Die zitierte Bitte stammt aus einer freien Übertragung des „Vaterunser“. Normalerweise wird an dieser Stelle gebetet: „Und vergib uns unsere Schuld, wie auch wir vergeben unseren Schuldigern.“ Die moderne Nachdichtung des „Vaterunser“ umschreibt das ein wenig: „Vergib und mach’ gut, was wir schlecht gemacht haben, richte uns zurecht und entgifte in uns, was uns angetan wurde.“ 

Dahinter steht die Lebenserfahrung: Es kommt vor, dass sich andere mir gegenüber lieblos verhalten, dass sie mir innere Wunden zufügen. Das beeinträchtigt dann nicht nur meine Beziehung zu ihnen. Das kann in meinem Inneren wie Gift wirken. Wenn ich Groll in meinem Herzen trage, dann schade ich damit mir selbst, nicht dem, der mich verletzt hat. Solch ein Groll ist wie eine Wunde, die weiter eitert. Sie infiziert auf die Dauer die Seele und macht sie krank. 

Um das zu vermeiden tut ein prüfender Blick in das eigene Innere gut: Hat sich da solch ein Ärger oder Groll angesammelt? Kann ich ihn loslassen? Zur Entgiftung gehört auf jeden Fall, dass ich dem anderen das vergeben kann, was mich so verletzt hat. 

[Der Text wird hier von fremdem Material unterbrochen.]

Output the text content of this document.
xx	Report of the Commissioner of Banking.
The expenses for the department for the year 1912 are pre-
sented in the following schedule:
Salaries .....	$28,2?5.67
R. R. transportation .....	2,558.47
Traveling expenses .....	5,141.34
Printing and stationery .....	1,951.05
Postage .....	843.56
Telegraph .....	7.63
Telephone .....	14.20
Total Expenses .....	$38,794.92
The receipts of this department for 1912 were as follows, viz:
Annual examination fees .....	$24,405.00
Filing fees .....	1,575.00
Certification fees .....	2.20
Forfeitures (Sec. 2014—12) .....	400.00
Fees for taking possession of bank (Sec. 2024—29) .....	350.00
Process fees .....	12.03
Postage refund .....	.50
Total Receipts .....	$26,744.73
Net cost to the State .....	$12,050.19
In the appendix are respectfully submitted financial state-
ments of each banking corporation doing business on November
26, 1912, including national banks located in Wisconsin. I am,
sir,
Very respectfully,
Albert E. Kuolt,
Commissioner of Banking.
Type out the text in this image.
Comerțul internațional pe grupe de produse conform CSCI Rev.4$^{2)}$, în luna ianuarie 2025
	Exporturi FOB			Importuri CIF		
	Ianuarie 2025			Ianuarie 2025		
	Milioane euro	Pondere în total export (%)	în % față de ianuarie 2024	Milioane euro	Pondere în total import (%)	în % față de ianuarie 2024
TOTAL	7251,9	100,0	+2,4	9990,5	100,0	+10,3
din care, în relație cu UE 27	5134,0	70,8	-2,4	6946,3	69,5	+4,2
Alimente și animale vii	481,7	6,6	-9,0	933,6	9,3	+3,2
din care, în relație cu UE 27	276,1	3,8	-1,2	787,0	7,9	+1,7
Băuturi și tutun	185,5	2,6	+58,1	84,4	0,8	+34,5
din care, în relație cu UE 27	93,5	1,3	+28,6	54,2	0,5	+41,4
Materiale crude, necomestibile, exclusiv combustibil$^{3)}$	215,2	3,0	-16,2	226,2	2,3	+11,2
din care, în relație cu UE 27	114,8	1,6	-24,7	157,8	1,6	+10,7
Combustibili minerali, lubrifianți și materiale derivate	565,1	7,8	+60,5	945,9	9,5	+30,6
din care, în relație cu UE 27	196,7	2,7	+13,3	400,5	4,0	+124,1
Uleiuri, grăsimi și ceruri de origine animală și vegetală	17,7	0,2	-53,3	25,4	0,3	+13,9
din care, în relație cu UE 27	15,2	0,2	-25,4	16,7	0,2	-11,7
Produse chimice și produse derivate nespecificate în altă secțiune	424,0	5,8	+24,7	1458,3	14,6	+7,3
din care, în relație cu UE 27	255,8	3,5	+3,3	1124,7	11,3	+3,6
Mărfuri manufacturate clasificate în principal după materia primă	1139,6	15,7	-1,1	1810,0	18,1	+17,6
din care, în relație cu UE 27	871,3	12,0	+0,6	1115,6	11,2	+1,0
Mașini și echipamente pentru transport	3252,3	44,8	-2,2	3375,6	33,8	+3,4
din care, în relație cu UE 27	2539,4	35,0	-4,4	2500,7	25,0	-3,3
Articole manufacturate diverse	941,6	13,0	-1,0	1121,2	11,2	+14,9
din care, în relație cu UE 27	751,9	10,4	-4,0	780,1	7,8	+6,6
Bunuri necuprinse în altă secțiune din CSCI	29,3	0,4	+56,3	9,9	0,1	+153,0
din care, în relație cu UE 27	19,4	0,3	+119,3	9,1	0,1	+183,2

Als kleine Hilfe dafür gibt es auf Zypern unter den orthodoxen Christen einen alten Brauch. In einem speziellen Gottesdienst im Jahr bitten die Nachbarn, die Kinder und die Eltern einander um Verzeihung für das, was sie einander womöglich angetan haben. Eine bewegende Szene, wenn jeder zum anderen spricht: „Verzeih mir – und möge Gott uns verzeihen.“ Und der Angesprochene antwortet: „Möge Gott uns beiden verzeihen!“ 

Wer anderen vergeben kann, wer versöhnt lebt, der tut nicht nur dem anderen etwas Gutes, sondern auch seiner eigenen Seele. Anstelle einer schleichenden Selbstvergiftung werden dann Kräfte frei für das, was im Leben wichtig ist und was es schön macht. 

Der zyprische Brauch ist beschrieben in dem Buch „Zypern. Insel zwischen Morgenland und Abendland.“ von Karl Maly, Knecht-Verlag, Frankfurt 2000, S.182.